O tempo passou. Eu acabava de voltar do Chile e travava uma luta inglória para  readaptar-me à nova realidade do país. Caminhando,  de cabeça baixa,  pela Rua do Ouvidor,  ouço um grito vindo da outra calçada:
--  Spreafico!
Era o Eduardo, de braços escancarados, pronto  para me abraçar.
--  Que fim você levou, seu nordestino falsificado, onde é que você anda, quanto tempo!
-- Ah!,  estive no Chile, passei lá um tempão, casei, tenho dois filhos. E você, o que está fazendo?
--  Eu tenho uma editora.  Também casei. .. Adivinha com quem?
-  ?????
--  Com a Dalva!  Você não quis ... !
E soltou uma  gargalhada.
 
Nota: Todos os nomes são fictícios
 


02 agosto 2013

A Profanação

Vi  dois sutiãs de Imelda Marcos. Um branco e um preto.

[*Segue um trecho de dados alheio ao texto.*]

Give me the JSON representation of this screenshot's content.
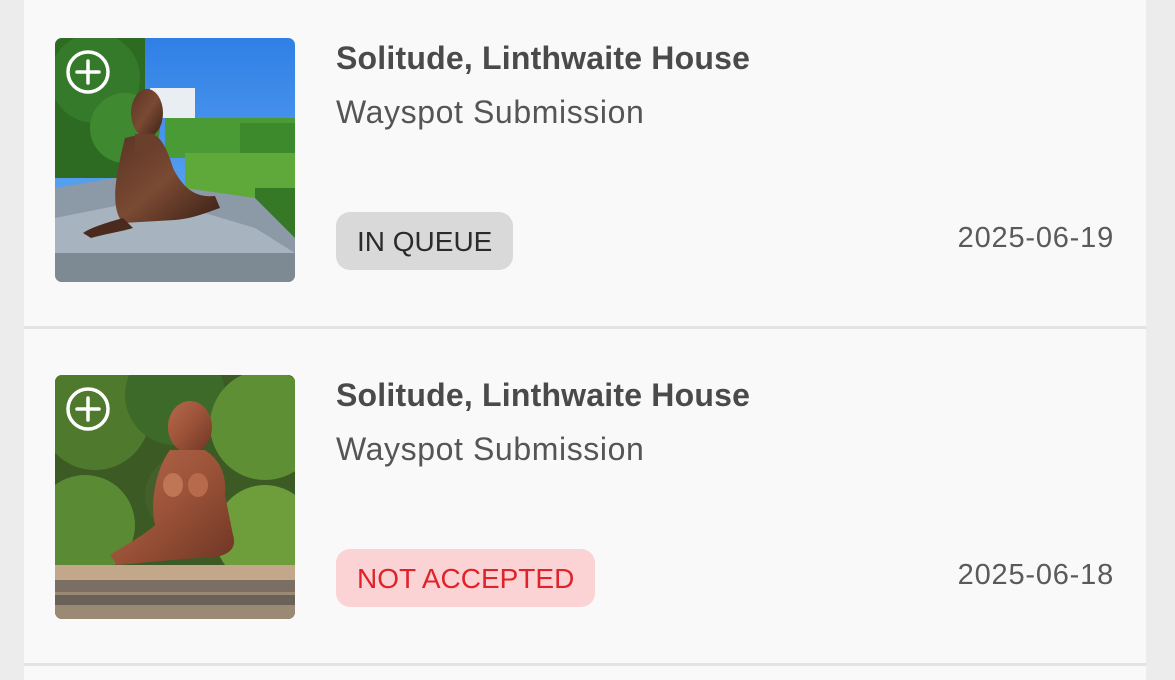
{
  "submissions": [
    {
      "title": "Solitude, Linthwaite House",
      "type": "Wayspot Submission",
      "status": "IN QUEUE",
      "status_color": "#d9d9d9",
      "date": "2025-06-19",
      "thumbnail_icon": "plus-circle-icon"
    },
    {
      "title": "Solitude, Linthwaite House",
      "type": "Wayspot Submission",
      "status": "NOT ACCEPTED",
      "status_color": "#fcd3d4",
      "date": "2025-06-18",
      "thumbnail_icon": "plus-circle-icon"
    }
  ]
}
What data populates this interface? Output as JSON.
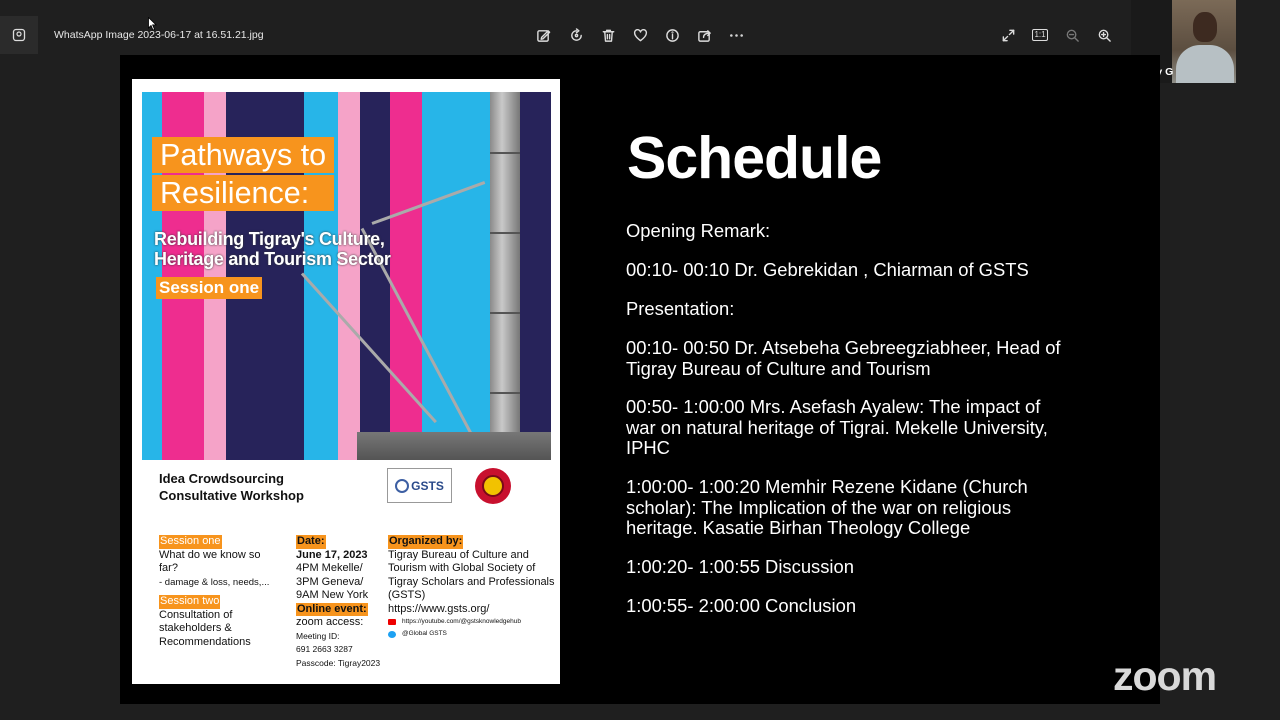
{
  "window": {
    "title": "WhatsApp Image 2023-06-17 at 16.51.21.jpg",
    "toolbar": [
      "edit-image-icon",
      "rotate-icon",
      "delete-icon",
      "favorite-icon",
      "info-icon",
      "share-icon",
      "more-icon"
    ],
    "right_tools": [
      "fullscreen-icon",
      "actual-size-icon",
      "zoom-out-icon",
      "zoom-in-icon"
    ],
    "actual_size_label": "1:1"
  },
  "participant": {
    "name": "Gidey G"
  },
  "poster": {
    "title_line1": "Pathways to",
    "title_line2": "Resilience:",
    "subtitle": "Rebuilding Tigray's Culture, Heritage and Tourism Sector",
    "session": "Session one",
    "workshop": "Idea Crowdsourcing Consultative Workshop",
    "logo_text": "GSTS",
    "col1": {
      "session_one": "Session one",
      "q1": "What do we know so far?",
      "q1_detail": "- damage & loss, needs,...",
      "session_two": "Session two",
      "q2": "Consultation of stakeholders & Recommendations"
    },
    "col2": {
      "date_label": "Date:",
      "date": "June 17, 2023",
      "t1": "4PM Mekelle/",
      "t2": "3PM Geneva/",
      "t3": "9AM New York",
      "online_label": "Online event:",
      "zoom": "zoom access:",
      "meeting_id_label": "Meeting ID:",
      "meeting_id": "691 2663 3287",
      "passcode": "Passcode: Tigray2023"
    },
    "col3": {
      "org_label": "Organized by:",
      "org": "Tigray Bureau of Culture and Tourism with Global Society of Tigray Scholars and Professionals (GSTS)",
      "url": "https://www.gsts.org/",
      "youtube": "https://youtube.com/@gstsknowledgehub",
      "twitter": "@Global GSTS"
    }
  },
  "schedule": {
    "title": "Schedule",
    "items": [
      "Opening Remark:",
      "00:10- 00:10 Dr. Gebrekidan , Chiarman of GSTS",
      "Presentation:",
      "00:10- 00:50 Dr. Atsebeha Gebreegziabheer, Head of Tigray Bureau of Culture and Tourism",
      "00:50- 1:00:00 Mrs. Asefash Ayalew: The impact of war on natural heritage of Tigrai. Mekelle University, IPHC",
      "1:00:00- 1:00:20 Memhir Rezene Kidane (Church scholar): The Implication of the war on religious heritage. Kasatie Birhan Theology College",
      "1:00:20- 1:00:55 Discussion",
      "1:00:55- 2:00:00  Conclusion"
    ]
  },
  "brand": {
    "zoom": "zoom"
  }
}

Foi numa fotografia, é verdade, mas ainda assim, pareceu-me estar cometendo uma profanação. Por mais ditador que tenha sido seu marido, acho que a mulher merece respeito. A foto foi tirada pelo jornalista Tiziano Terzani, que trabalhava para a revista alemã Der Spiegel. Ele cobria a queda do ditador das Filipinas e conta que Ferdinand Marcos abandonou o palácio presidencial, fugindo de helicóptero. O povo invadiu o palácio. Tiziano percorreu as dependências e foi parar no dormitório de Imelda. Na época ela já se havia tornado famosa pela quantidade de sapatos e vestidos que colecionava. Não se falava de sutiãs mas também havia montanhas deles.

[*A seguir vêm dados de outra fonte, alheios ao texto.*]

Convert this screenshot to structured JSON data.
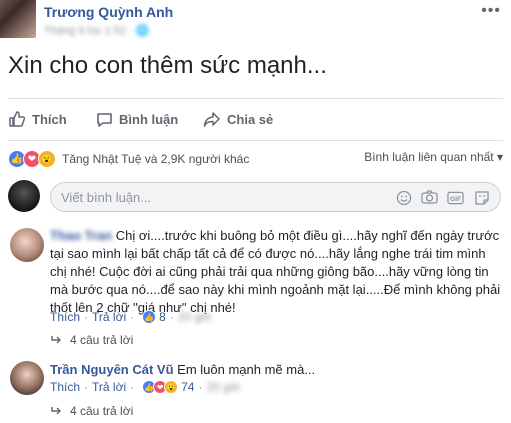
{
  "post": {
    "author": "Trương Quỳnh Anh",
    "meta": "Tháng 9 lúc 1:52 · 🌐",
    "text": "Xin cho con thêm sức mạnh..."
  },
  "actions": {
    "like": "Thích",
    "comment": "Bình luận",
    "share": "Chia sẻ"
  },
  "reactions": {
    "summary": "Tăng Nhật Tuệ và 2,9K người khác",
    "filter": "Bình luận liên quan nhất ▾"
  },
  "comment_box": {
    "placeholder": "Viết bình luận..."
  },
  "comments": [
    {
      "name": "Thao Tran",
      "text": "Chị ơi....trước khi buông bỏ một điều gì....hãy nghĩ đến ngày trước tại sao mình lại bất chấp tất cả để có được nó....hãy lắng nghe trái tim mình chị nhé! Cuộc đời ai cũng phải trải qua những giông bão....hãy vững lòng tin mà bước qua nó....để sao này khi mình ngoảnh mặt lại.....Để mình không phải thốt lên 2 chữ \"giá như\" chị nhé!",
      "like": "Thích",
      "reply": "Trả lời",
      "count": "8",
      "time": "20 giờ",
      "replies": "4 câu trả lời"
    },
    {
      "name": "Trần Nguyên Cát Vũ",
      "text": "Em luôn mạnh mẽ mà...",
      "like": "Thích",
      "reply": "Trả lời",
      "count": "74",
      "time": "20 giờ",
      "replies": "4 câu trả lời"
    }
  ],
  "colors": {
    "link": "#365899",
    "like": "#4080ff",
    "love": "#f25268",
    "wow": "#f7b125"
  }
}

Quando trabalhava para a UNIDO fui designado para uma missão nas Filipinas. Eu deveria fazer um levantamento do setor têxtil para definir sua posição no contexto dos países da Asean, comunidade composta por cinco países asiáticos existente na época. Ferdinand Marcos ainda era o presidente. Foi durante esse trabalho que pude constatar o descalabro em que se encontrava o setor têxtil daquele país. O ditador controlava uma empresa de importação de tecidos a qual concorria com a indústria local. Mas esse era um problema político e o meu trabalho era no campo técnico.

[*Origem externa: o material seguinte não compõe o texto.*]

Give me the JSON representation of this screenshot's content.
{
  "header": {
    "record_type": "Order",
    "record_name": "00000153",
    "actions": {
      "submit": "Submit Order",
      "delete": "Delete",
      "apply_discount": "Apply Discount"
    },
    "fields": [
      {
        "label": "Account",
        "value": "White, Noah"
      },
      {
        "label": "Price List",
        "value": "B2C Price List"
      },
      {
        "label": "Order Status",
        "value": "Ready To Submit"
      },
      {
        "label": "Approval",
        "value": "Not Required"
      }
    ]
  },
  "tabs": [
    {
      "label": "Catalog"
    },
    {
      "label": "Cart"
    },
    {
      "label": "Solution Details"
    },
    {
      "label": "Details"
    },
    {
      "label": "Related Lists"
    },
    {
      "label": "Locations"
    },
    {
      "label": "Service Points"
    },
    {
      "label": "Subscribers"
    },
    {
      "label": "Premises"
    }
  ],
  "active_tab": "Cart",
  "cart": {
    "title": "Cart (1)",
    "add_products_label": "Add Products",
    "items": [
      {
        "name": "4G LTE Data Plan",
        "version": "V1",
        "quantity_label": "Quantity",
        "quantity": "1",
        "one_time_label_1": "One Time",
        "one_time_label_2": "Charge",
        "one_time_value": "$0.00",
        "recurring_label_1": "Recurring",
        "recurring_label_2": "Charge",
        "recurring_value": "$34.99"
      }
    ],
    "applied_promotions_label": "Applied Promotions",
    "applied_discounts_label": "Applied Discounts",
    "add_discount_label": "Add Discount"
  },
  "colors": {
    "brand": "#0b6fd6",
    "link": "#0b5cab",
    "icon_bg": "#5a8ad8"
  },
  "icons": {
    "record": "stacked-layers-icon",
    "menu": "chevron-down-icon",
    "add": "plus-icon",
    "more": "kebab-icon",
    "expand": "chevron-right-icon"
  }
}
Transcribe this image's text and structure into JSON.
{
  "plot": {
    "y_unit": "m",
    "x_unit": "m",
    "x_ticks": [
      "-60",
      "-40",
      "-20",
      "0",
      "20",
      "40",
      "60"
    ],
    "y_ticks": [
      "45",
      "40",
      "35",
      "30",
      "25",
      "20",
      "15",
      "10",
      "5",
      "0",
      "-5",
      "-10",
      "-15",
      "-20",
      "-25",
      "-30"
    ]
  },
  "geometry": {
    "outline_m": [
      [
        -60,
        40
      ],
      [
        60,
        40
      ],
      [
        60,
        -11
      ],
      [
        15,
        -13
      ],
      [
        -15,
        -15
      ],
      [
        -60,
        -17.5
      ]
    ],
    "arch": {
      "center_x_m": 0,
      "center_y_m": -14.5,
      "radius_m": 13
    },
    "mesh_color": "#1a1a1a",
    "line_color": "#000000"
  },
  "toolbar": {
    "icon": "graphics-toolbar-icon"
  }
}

Naquela época pesquisava-se a utilização da fibra da bananeira para a fabricação de tecidos. Experiências eram feitas em praticamente todos os países produtores da planta, sem grande sucesso. Nas Filipinas havia-se avançado bastante. Visitei a fábrica que obtivera os primeiros resultados práticos e produzira alguns metros de tecido. Com eles, fui informado, seria feito um vestido para Imelda Marcos.
Mas a profanação não me sai da cabeça.